Il porte une attention particulière à l’organisation du chemin de fer et du port de La Réunion, CPR. Il est amené à intervenir devant l’Assemblée afin d’obtenir des aides substantielles de l’Etat en faveur des milliers de sinistrés après le passage du cyclone de janvier 1948. L’ancien médecin se préoccupe aussi des questions de santé : paludisme, lutte anti-tuberculeuse. Il se fait le défenseur de la fonction publique et demande la création d’une indemnité pour compenser les difficultés d’existence.

Sur le plan de l’action politique, face à la dynamique du Rassemblement du peuple français, RPF et à ses victoires aux municipales de 1947, Raymond Vergès, devenu maire de la commune de Saint-André, préside à la création de la fédération départementale du PCF à l’Hôtel de Ville de Saint-Denis le 30 novembre 1947. Au cours de cette première conférence fédérale, il insiste sur la nécessaire et rapide application des lois sociales de la métropole.

En juin 1951, lors des législatives, il dirige la liste d’union anticolonialiste et antifasciste présentée par la Fédération communiste.
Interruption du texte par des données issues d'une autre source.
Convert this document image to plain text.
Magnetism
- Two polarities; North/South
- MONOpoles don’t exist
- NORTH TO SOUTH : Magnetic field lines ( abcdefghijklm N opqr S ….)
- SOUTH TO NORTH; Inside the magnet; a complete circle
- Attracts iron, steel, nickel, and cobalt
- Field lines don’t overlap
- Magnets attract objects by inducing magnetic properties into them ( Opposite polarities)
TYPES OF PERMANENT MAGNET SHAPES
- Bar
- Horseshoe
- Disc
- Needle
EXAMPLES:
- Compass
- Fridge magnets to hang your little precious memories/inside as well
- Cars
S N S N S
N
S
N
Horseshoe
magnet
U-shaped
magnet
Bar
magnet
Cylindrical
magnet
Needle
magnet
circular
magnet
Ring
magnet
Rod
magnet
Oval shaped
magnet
Son engagement électoral est un appel à lutter contre la misère et au combat politique. Raymond Vergès est élu député de La Réunion avec 25 580 voix et 38% des suffrages exprimés, il est l’unique élu communiste. Résultats des élections législatives de 1951 à La Réunion.

Lors des cantonales d’octobre 1951, il est battu par Raymond Paris.

Aux municipales de 1953, il conserve son fauteuil de maire de Saint-André. Dans la même ville, il retrouve, en avril 1955, un siège de conseiller général.

A 69 ans, il entame son second mandat de député. De 1951 à 1956, il travaille au sein de deux commissions :
- commission de la famille, de la population et de la santé publique, 1951-1955.
- commission des moyens de communication et du tourisme, 1951-1955.

Au cours de cette législature, il dépose deux propositions de loi et une proposition de résolution concernant le maintien du Chemin de Fer et du Port de La Réunion, le vote d’une subvention d’un milliard de francs pour secourir les sinistrés du cyclone du 18 mars 1952 et la confirmation du statut du personnel du chemin de fer et du port de La Réunion dans la Caisse des retraites de la France d’Outre-mer.

En 1953, dans le contexte d’importantes manifestations et de grèves de la fonction publique, il intervient pour défendre les rémunérations des fonctionnaires des départements d’Outre-mer. Une démarche appuyée par les syndicats, les conseils généraux et les municipalités.

Le 2 janvier 1956, il n’est pas candidat sur la liste du PCF. Il passe le relais à son fils, Paul Vergès, qui conduit la liste d’Union pour la défense des ouvriers et des planteurs. Le député sortant se félicite de la double victoire communiste, Paul Vergès et Raymond Mondon, symbole d’une nouvelle génération à la direction de la fédération du PCF.

Le 2 juillet 1957, il meurt à son domicile de Saint-André, commune dont il était le maire depuis près de dix ans.